Many of us purchase products or services on subscription plans that renew automatically, without the need for any additional action. Magazine subscriptions, streaming music, and streaming video services are common examples of these kinds of subscription plans. So are cloud computing services like Dropbox and Office365. It is a lucrative model for businesses, because the business doesn’t have to reach out to the consumer after a period of time to solicit renewal. In addition, customer inertia typically plays in the business’s favor. We tend to let these subscriptions run on indefinitely. If you operate a business that sells goods or services to consumers using that business model, however, you should ensure that your auto-renewal plan complies with a California law governing the practice, even if your business is not located in California. Otherwise, you run the risk of having those subscriptions be considered “gifts,” and you may be subject to penalties. Class action lawsuits have recently been filed against Spotify, Dropbox, and Hulu, alleging widespread violations of the California law. Please read further, and I will describe the five basic requirements for your company’s auto-renewal subscription plan.
Before going into the specific requirements for auto-renewal subscription plans, it is important to understand two things.
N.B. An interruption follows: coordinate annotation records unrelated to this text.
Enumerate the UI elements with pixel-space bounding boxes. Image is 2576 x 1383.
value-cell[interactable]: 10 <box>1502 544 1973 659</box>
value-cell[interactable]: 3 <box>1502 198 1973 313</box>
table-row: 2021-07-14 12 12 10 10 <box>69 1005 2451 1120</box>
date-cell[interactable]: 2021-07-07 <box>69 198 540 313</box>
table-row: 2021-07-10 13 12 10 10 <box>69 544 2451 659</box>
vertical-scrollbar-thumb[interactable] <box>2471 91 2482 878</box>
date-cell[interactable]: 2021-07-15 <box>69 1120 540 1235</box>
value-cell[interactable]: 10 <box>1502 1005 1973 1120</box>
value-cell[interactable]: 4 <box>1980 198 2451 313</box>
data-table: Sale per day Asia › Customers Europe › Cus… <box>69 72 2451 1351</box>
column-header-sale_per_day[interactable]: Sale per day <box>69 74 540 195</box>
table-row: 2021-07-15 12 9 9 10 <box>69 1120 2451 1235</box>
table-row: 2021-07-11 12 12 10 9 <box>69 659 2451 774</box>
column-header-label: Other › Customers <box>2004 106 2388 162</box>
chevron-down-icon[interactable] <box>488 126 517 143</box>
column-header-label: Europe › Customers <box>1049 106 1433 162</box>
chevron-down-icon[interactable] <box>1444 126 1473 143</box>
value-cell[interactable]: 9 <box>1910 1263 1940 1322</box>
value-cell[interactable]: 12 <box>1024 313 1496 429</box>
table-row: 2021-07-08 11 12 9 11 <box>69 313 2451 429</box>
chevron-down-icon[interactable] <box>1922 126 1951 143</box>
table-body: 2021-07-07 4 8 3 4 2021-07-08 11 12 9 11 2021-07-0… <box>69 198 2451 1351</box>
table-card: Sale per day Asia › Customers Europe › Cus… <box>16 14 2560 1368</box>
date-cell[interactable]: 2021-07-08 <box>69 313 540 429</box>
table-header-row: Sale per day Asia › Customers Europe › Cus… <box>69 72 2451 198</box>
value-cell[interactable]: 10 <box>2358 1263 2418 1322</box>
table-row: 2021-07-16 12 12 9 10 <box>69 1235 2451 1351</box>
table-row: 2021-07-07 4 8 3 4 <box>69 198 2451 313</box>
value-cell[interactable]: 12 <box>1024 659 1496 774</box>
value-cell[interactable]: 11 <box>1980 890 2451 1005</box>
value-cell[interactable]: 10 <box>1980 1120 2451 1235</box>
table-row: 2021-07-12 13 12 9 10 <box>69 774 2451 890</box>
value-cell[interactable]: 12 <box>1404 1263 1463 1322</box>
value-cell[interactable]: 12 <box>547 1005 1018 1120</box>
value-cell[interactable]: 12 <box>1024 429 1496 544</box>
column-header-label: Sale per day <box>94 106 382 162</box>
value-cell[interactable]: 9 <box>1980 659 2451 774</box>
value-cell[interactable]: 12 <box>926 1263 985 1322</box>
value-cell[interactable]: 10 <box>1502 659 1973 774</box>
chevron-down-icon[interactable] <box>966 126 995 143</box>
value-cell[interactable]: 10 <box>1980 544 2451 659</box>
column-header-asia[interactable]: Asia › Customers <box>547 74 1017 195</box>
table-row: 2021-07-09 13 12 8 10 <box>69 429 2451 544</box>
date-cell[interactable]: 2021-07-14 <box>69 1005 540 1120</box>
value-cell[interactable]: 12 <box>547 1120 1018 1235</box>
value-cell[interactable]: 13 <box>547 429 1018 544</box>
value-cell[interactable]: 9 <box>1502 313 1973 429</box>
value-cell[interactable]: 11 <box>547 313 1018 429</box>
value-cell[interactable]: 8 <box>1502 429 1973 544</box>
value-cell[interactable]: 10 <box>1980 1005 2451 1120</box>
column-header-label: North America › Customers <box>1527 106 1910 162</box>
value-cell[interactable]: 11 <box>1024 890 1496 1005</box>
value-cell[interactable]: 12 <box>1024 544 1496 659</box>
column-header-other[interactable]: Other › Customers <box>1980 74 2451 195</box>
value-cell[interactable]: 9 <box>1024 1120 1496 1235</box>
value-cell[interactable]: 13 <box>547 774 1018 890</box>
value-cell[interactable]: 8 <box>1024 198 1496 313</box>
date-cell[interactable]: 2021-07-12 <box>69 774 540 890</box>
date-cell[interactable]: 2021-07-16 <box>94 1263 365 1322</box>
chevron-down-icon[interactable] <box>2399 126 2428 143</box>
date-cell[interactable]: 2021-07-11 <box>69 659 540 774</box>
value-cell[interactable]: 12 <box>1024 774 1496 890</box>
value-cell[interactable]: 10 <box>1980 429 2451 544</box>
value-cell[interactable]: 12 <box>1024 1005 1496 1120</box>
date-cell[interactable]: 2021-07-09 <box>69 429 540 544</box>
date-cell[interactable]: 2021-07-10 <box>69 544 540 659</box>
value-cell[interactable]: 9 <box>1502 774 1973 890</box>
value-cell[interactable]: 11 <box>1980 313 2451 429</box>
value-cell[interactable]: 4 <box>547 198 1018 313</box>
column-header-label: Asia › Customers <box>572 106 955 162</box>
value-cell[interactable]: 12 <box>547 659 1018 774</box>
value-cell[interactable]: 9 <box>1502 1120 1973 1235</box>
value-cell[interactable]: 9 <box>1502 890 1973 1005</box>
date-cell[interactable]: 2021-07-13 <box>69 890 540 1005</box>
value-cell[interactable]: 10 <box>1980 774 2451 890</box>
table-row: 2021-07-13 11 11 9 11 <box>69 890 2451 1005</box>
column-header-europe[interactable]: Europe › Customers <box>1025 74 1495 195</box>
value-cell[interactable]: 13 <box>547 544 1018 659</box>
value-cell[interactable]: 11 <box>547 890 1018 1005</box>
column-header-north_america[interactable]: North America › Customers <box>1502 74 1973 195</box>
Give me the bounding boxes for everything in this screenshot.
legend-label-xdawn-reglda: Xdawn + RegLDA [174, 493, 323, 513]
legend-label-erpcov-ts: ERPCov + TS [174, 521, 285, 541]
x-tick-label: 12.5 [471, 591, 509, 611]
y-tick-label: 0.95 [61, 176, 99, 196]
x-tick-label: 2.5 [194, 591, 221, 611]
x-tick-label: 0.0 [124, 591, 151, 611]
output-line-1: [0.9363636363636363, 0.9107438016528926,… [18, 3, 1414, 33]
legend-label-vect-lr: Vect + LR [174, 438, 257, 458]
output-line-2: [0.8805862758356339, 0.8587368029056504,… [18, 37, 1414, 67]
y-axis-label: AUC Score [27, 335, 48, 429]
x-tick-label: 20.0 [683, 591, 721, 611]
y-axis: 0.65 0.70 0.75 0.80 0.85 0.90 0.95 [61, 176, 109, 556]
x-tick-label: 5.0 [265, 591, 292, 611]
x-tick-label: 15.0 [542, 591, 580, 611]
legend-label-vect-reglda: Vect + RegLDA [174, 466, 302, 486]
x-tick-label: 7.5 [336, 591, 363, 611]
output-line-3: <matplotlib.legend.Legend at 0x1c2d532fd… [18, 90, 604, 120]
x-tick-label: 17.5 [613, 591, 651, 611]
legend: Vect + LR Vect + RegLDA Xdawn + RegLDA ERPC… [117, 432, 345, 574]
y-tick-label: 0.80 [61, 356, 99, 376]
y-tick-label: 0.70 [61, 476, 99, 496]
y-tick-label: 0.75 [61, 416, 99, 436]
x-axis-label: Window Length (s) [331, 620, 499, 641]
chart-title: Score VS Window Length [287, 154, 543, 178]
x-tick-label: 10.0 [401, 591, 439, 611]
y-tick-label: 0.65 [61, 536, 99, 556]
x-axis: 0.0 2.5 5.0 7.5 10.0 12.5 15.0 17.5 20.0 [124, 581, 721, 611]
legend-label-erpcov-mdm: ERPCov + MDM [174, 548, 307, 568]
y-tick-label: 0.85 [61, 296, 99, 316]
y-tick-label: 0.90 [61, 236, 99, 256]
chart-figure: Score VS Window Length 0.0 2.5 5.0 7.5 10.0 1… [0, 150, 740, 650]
First, the rules apply only to businesses selling to consumers. Business-to-business transactions are not included. Second, the rules apply to sales to consumers in California, regardless of where the selling business is located. As long as your customer is in California, the law applies. This makes it important for businesses in other states to ensure that they are in compliance with California’s rules.
Now let’s take a look at the five requirements for an auto-renewing subscription plan:
First, the terms should be presented in a clear and conspicuous manner before the subscription agreement is fulfilled. Also, the terms should be placed in visual proximity (or in the case of a voice offer, such as by phone, in temporal proximity), to the request for consent to the offer.
Second, you must get the consumer’s affirmative consent to the terms, before charging his or her credit card, debit card, or other payment account.
Third, you must provide an acknowledgement to the consumer, containing the terms of the plan, the cancellation policy, and information on how to cancel. This acknowledgement has to be in a form that can be retained by the consumer. If your offer contains a free trial, you must disclose in the acknowledgement how to cancel, and you must allow the consumer to cancel before the consumer pays for the goods or services.
Fourth, you must provide a toll-free telephone number, e-mail address, postal address (only when directly billing the customer), or another cost-effective, easy-to-use means for cancellation, that is described in the acknowledgement.
Fifth, if you make a material change to the terms of an auto-renewal plan, you have to provide the consumer with a clear and conspicuous notice of the change, along with information about how to cancel, in a form that can be retained by the consumer.
The California law has been in effect since December 2010, but many existing businesses located outside of California may not even be aware that it applies to them. Whether you operate an existing business or are starting a new business, if you use auto-renewal subscription plans as part of your business model, you should carefully review your terms and practices to make sure you comply with these California requirements.